Note: The databases and tables that we create in Athena use a data catalog service to store the metadata of your data. For example, schema information consisting of the column names and data type of each column in a table, together with the table name, is saved as metadata information in a data catalog. 

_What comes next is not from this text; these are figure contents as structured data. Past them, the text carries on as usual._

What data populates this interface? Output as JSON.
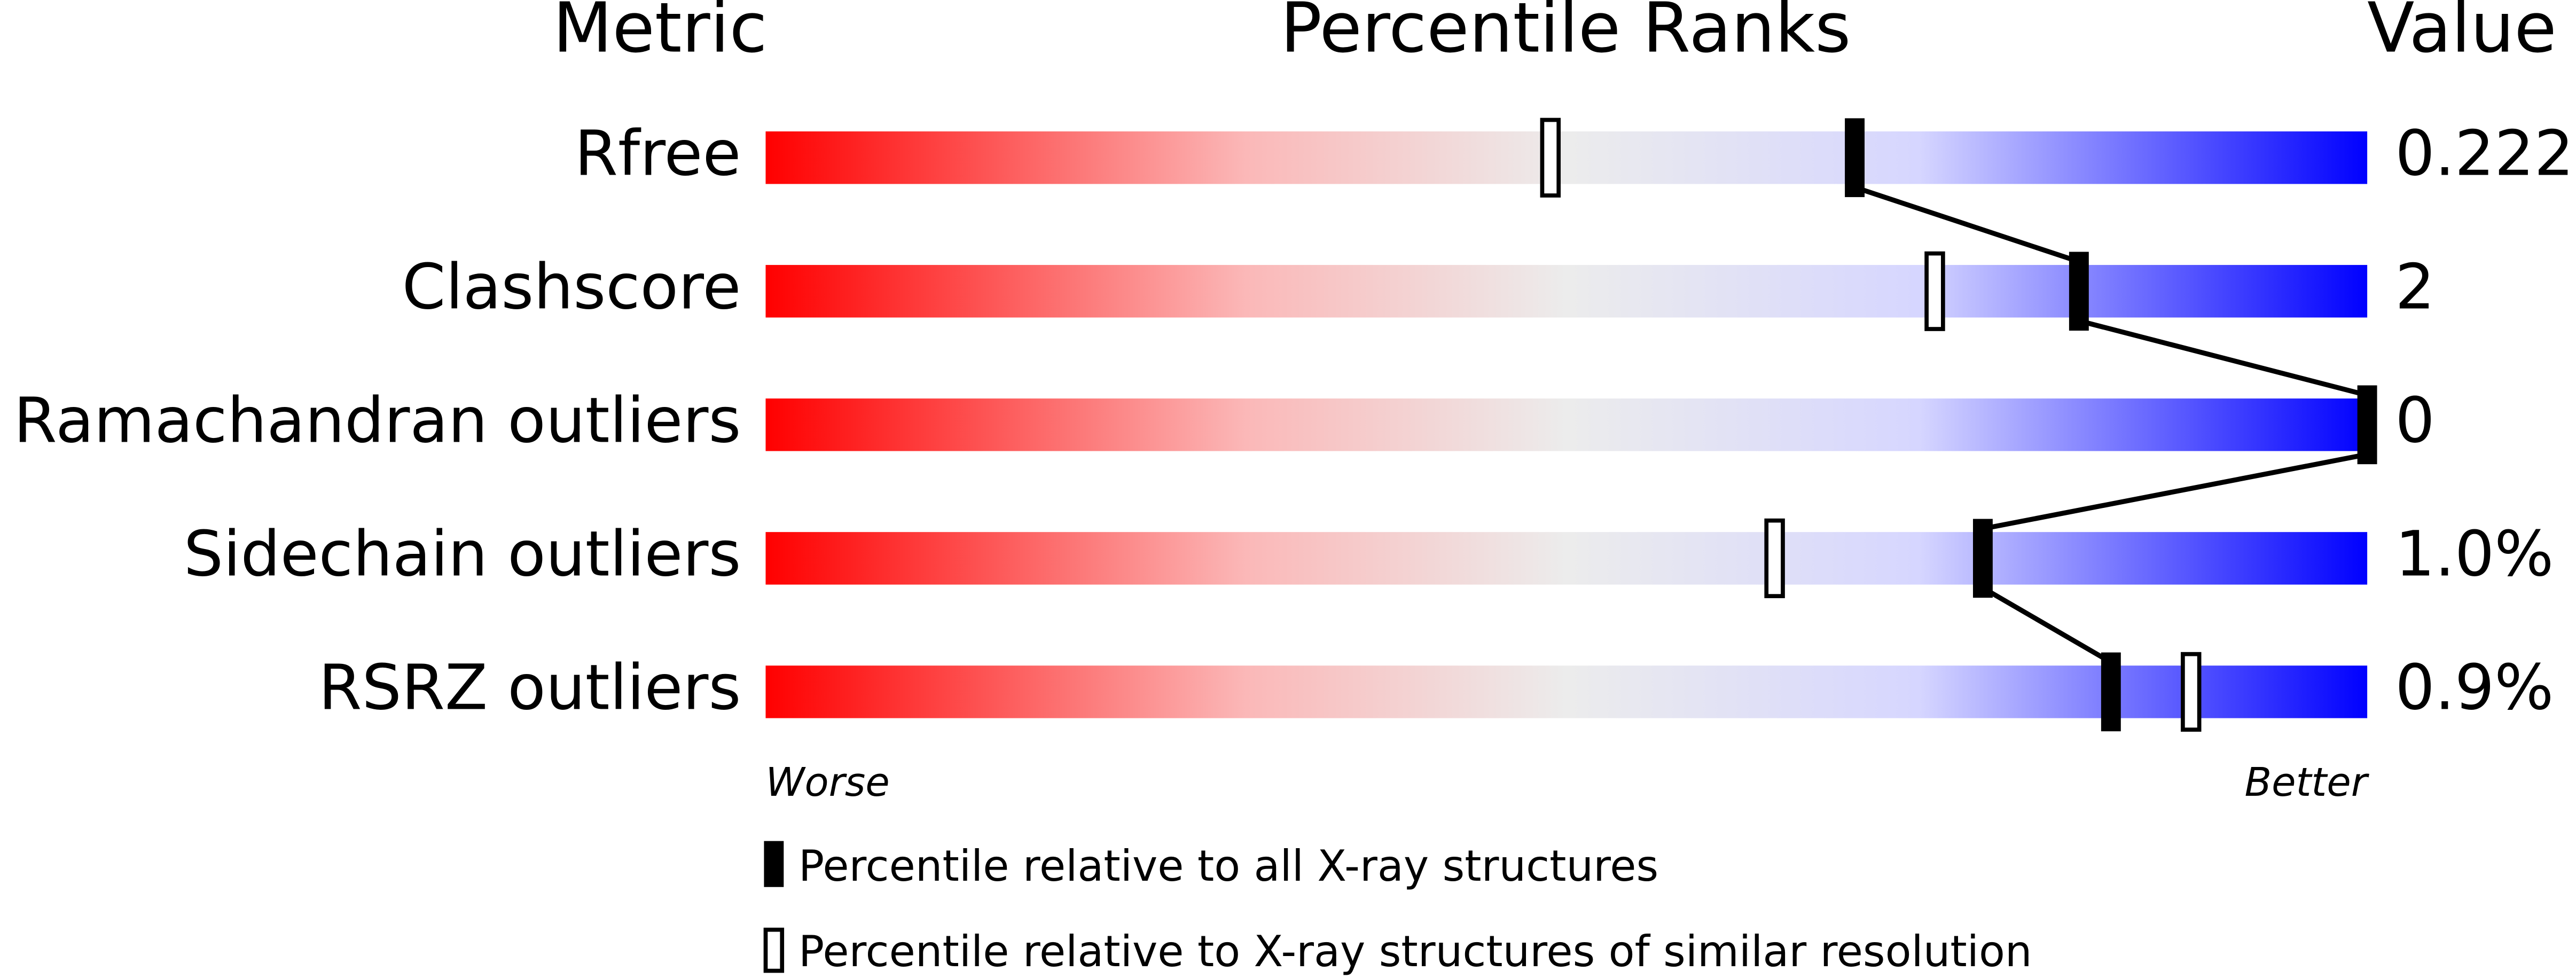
{
  "chart_data": {
    "type": "percentile",
    "header_metric": "Metric",
    "title": "Percentile Ranks",
    "header_value": "Value",
    "categories": [
      "Rfree",
      "Clashscore",
      "Ramachandran outliers",
      "Sidechain outliers",
      "RSRZ outliers"
    ],
    "metric_values": [
      "0.222",
      "2",
      "0",
      "1.0%",
      "0.9%"
    ],
    "series": [
      {
        "name": "Percentile relative to all X-ray structures",
        "color": "#000000",
        "values": [
          68,
          82,
          100,
          76,
          84
        ]
      },
      {
        "name": "Percentile relative to X-ray structures of similar resolution",
        "color": "#000000",
        "values": [
          49,
          73,
          null,
          63,
          89
        ]
      }
    ],
    "xlim": [
      0,
      100
    ],
    "x_label_low": "Worse",
    "x_label_high": "Better"
  }
}
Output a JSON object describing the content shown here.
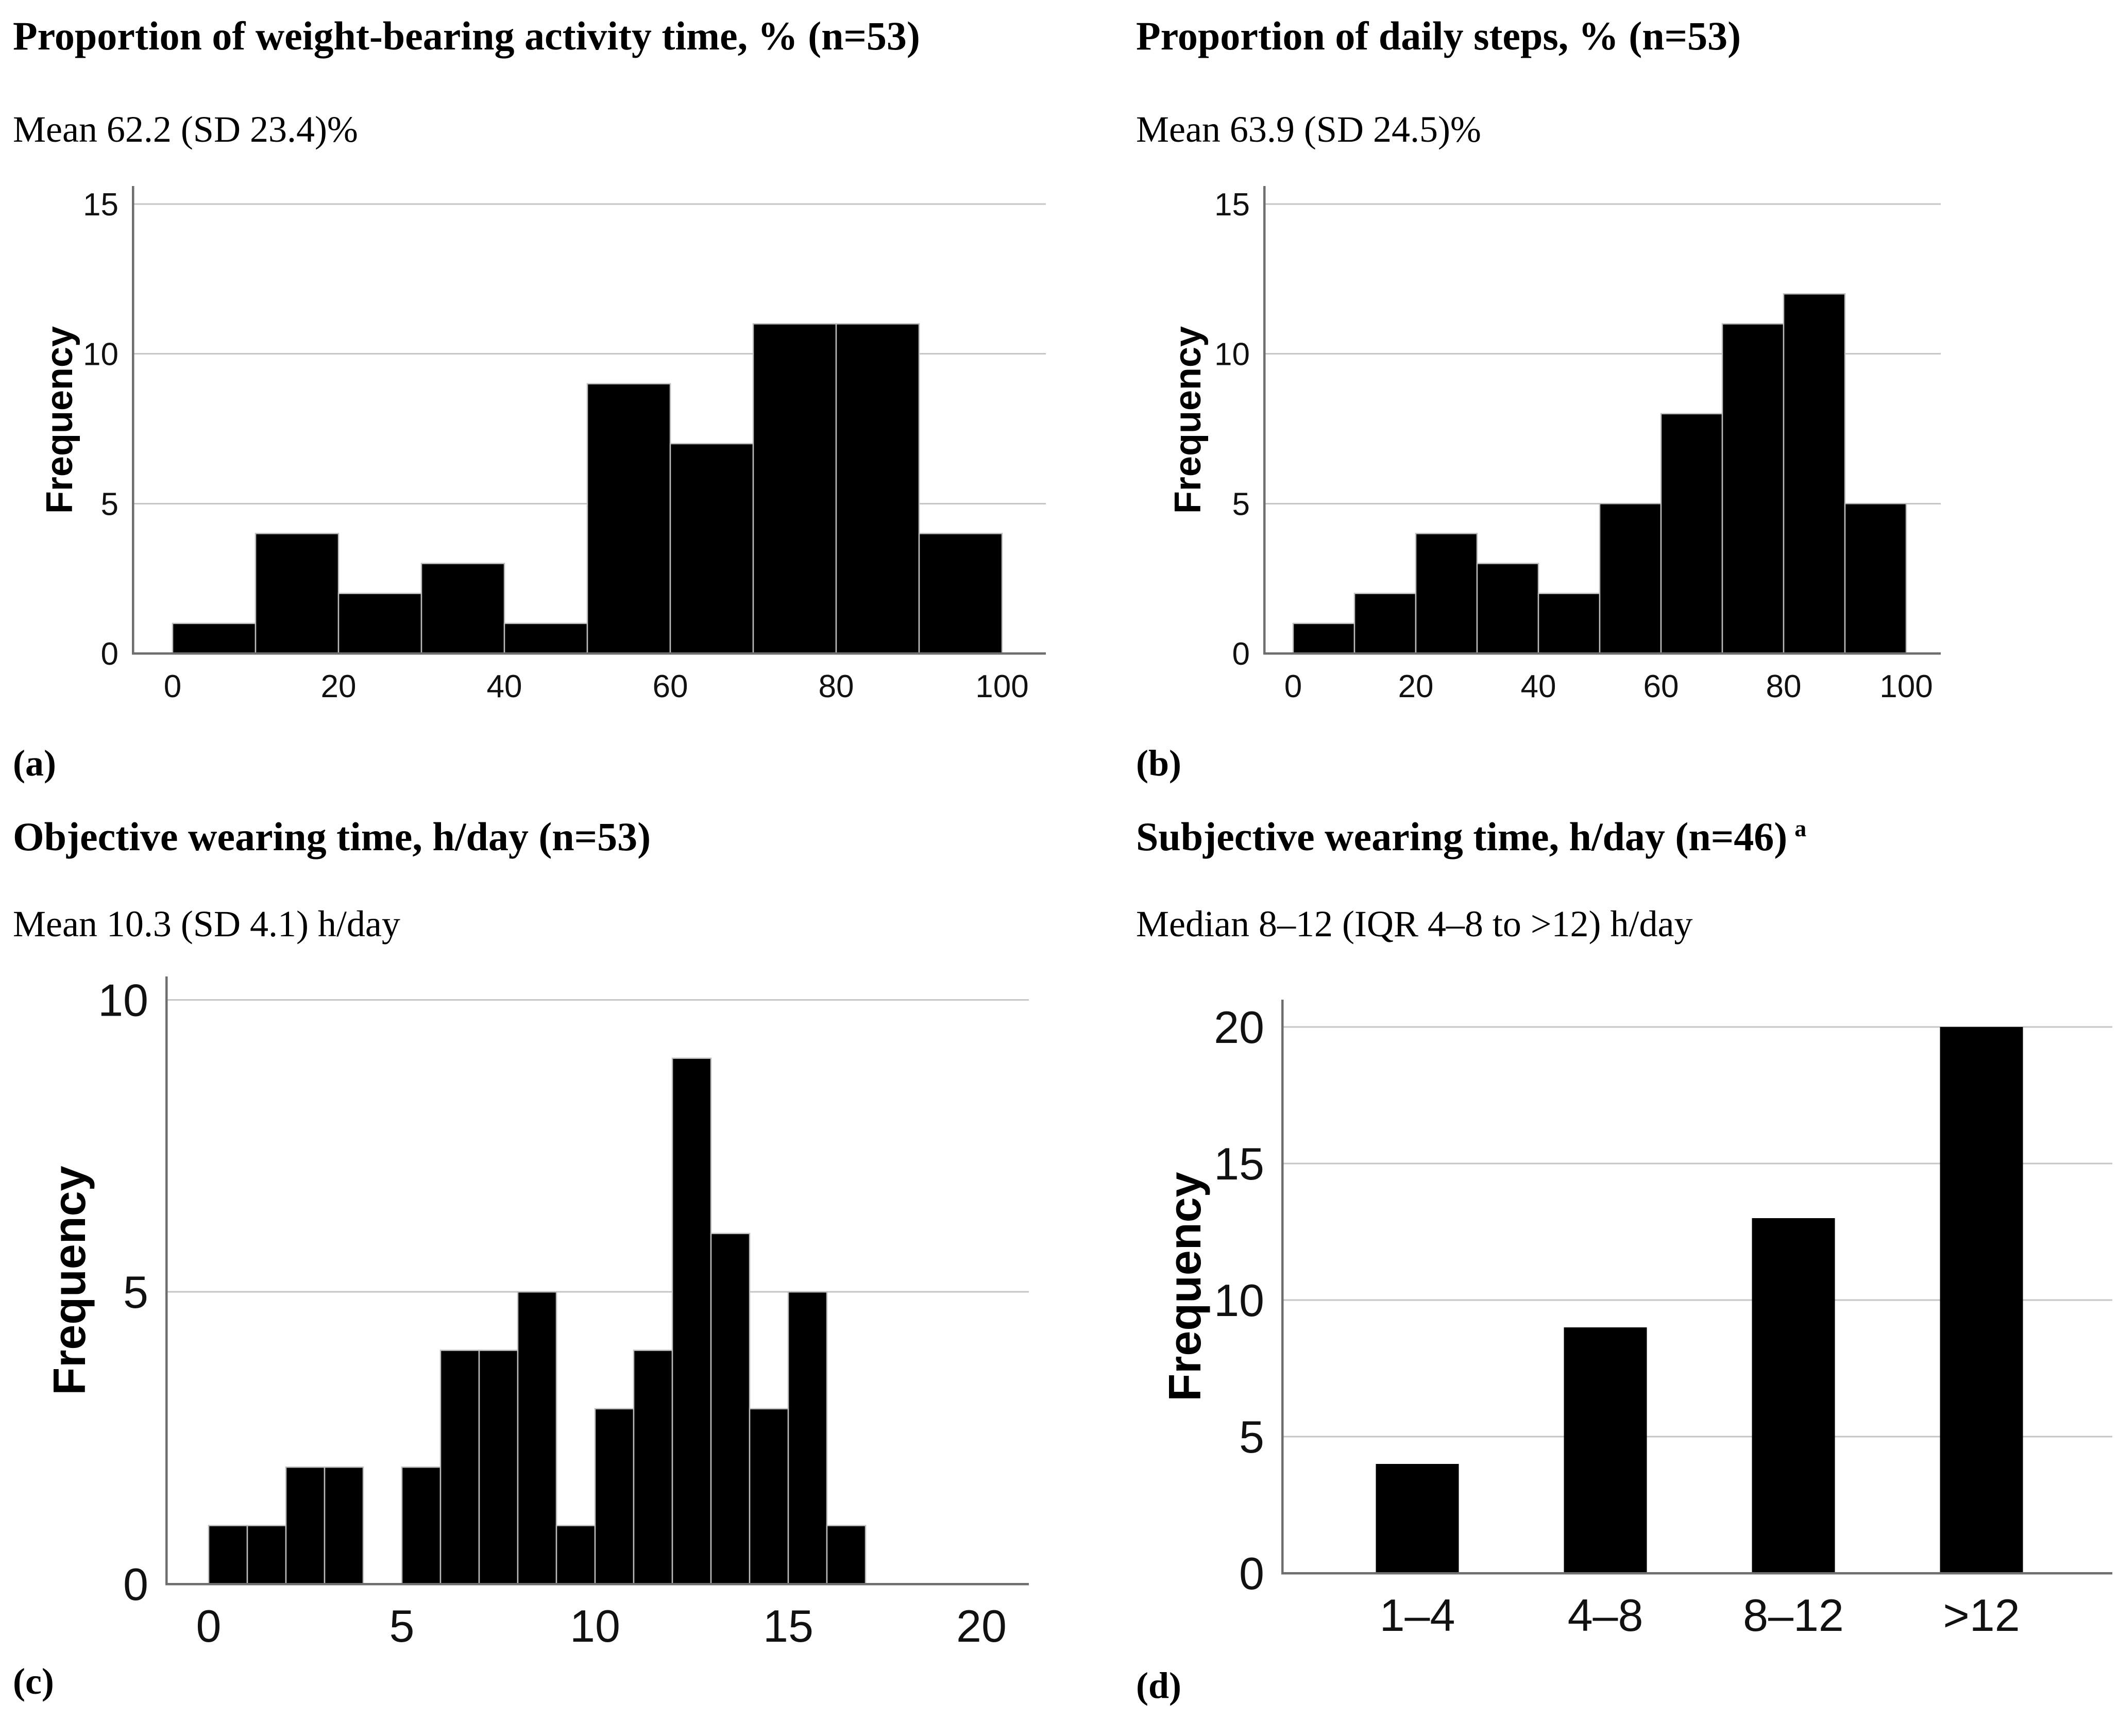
{
  "page": {
    "background": "#ffffff"
  },
  "colors": {
    "bar_fill": "#000000",
    "bar_border": "#bdbdbd",
    "gridline": "#c6c6c6",
    "axis_line": "#6e6e6e",
    "title_text": "#000000",
    "tick_text": "#111111"
  },
  "chart_data": [
    {
      "panel": "a",
      "panel_label": "(a)",
      "title": "Proportion of weight-bearing activity time, % (n=53)",
      "title_superscript": "",
      "subtitle": "Mean 62.2 (SD 23.4)%",
      "type": "bar",
      "subtype": "histogram",
      "ylabel": "Frequency",
      "xlabel": "",
      "bin_start": 0,
      "bin_width": 10,
      "bin_edges": [
        0,
        10,
        20,
        30,
        40,
        50,
        60,
        70,
        80,
        90
      ],
      "values": [
        1,
        4,
        2,
        3,
        1,
        9,
        7,
        11,
        11,
        4
      ],
      "n_total": 53,
      "xticks": [
        0,
        20,
        40,
        60,
        80,
        100
      ],
      "yticks": [
        0,
        5,
        10,
        15
      ],
      "xlim": [
        0,
        100
      ],
      "ylim": [
        0,
        15.6
      ],
      "grid": "horizontal",
      "legend": "none"
    },
    {
      "panel": "b",
      "panel_label": "(b)",
      "title": "Proportion of daily steps, % (n=53)",
      "title_superscript": "",
      "subtitle": "Mean 63.9 (SD 24.5)%",
      "type": "bar",
      "subtype": "histogram",
      "ylabel": "Frequency",
      "xlabel": "",
      "bin_start": 0,
      "bin_width": 10,
      "bin_edges": [
        0,
        10,
        20,
        30,
        40,
        50,
        60,
        70,
        80,
        90
      ],
      "values": [
        1,
        2,
        4,
        3,
        2,
        5,
        8,
        11,
        12,
        5
      ],
      "n_total": 53,
      "xticks": [
        0,
        20,
        40,
        60,
        80,
        100
      ],
      "yticks": [
        0,
        5,
        10,
        15
      ],
      "xlim": [
        0,
        100
      ],
      "ylim": [
        0,
        15.6
      ],
      "grid": "horizontal",
      "legend": "none"
    },
    {
      "panel": "c",
      "panel_label": "(c)",
      "title": "Objective wearing time, h/day (n=53)",
      "title_superscript": "",
      "subtitle": "Mean 10.3 (SD 4.1) h/day",
      "type": "bar",
      "subtype": "histogram",
      "ylabel": "Frequency",
      "xlabel": "",
      "bin_start": 0,
      "bin_width": 1,
      "bin_edges": [
        0,
        1,
        2,
        3,
        4,
        5,
        6,
        7,
        8,
        9,
        10,
        11,
        12,
        13,
        14,
        15,
        16
      ],
      "values": [
        1,
        1,
        2,
        2,
        0,
        2,
        4,
        4,
        5,
        1,
        3,
        4,
        9,
        6,
        3,
        5,
        1
      ],
      "n_total": 53,
      "xticks": [
        0,
        5,
        10,
        15,
        20
      ],
      "yticks": [
        0,
        5,
        10
      ],
      "xlim": [
        0,
        20
      ],
      "ylim": [
        0,
        10.4
      ],
      "grid": "horizontal",
      "legend": "none"
    },
    {
      "panel": "d",
      "panel_label": "(d)",
      "title": "Subjective wearing time, h/day (n=46)",
      "title_superscript": "a",
      "subtitle": "Median 8–12 (IQR 4–8 to >12) h/day",
      "type": "bar",
      "subtype": "categorical",
      "ylabel": "Frequency",
      "xlabel": "",
      "categories": [
        "1–4",
        "4–8",
        "8–12",
        ">12"
      ],
      "values": [
        4,
        9,
        13,
        20
      ],
      "n_total": 46,
      "yticks": [
        0,
        5,
        10,
        15,
        20
      ],
      "ylim": [
        0,
        21
      ],
      "grid": "horizontal",
      "legend": "none"
    }
  ]
}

Athena natively supports the AWS Glue Data Catalog service. When we run `CREATE DATABASE` and `CREATE TABLE` queries in Athena with the AWS Glue Data Catalog as our source, we automatically see the database and table metadata entries being created in the AWS Glue Data Catalog.

In [None]:
# Set S3 staging directory -- this is a temporary directory used for Athena queries
s3_staging_dir = 's3://{0}/athena/staging'.format(bucket)

In [None]:
# SQL statement to execute
statement = 'CREATE DATABASE IF NOT EXISTS {}'.format(database_name)
print(statement)

In [None]:
# Execute statement using connection cursor
cursor = connect(region_name=region, s3_staging_dir=s3_staging_dir).cursor()
cursor.execute(statement)

# Verify The Database Has Been Created Succesfully

In [None]:
statement = 'SHOW DATABASES'
cursor.execute(statement)

df_show = as_pandas(cursor)
df_show.head(5)

In [None]:
if database_name in df_show.values:
    ingest_create_athena_db_passed = True

In [None]:
%store ingest_create_athena_db_passed

# Store Variables for the Next Notebooks

In [None]:
%store

In [None]:
%%javascript
Jupyter.notebook.save_checkpoint();
Jupyter.notebook.session.delete();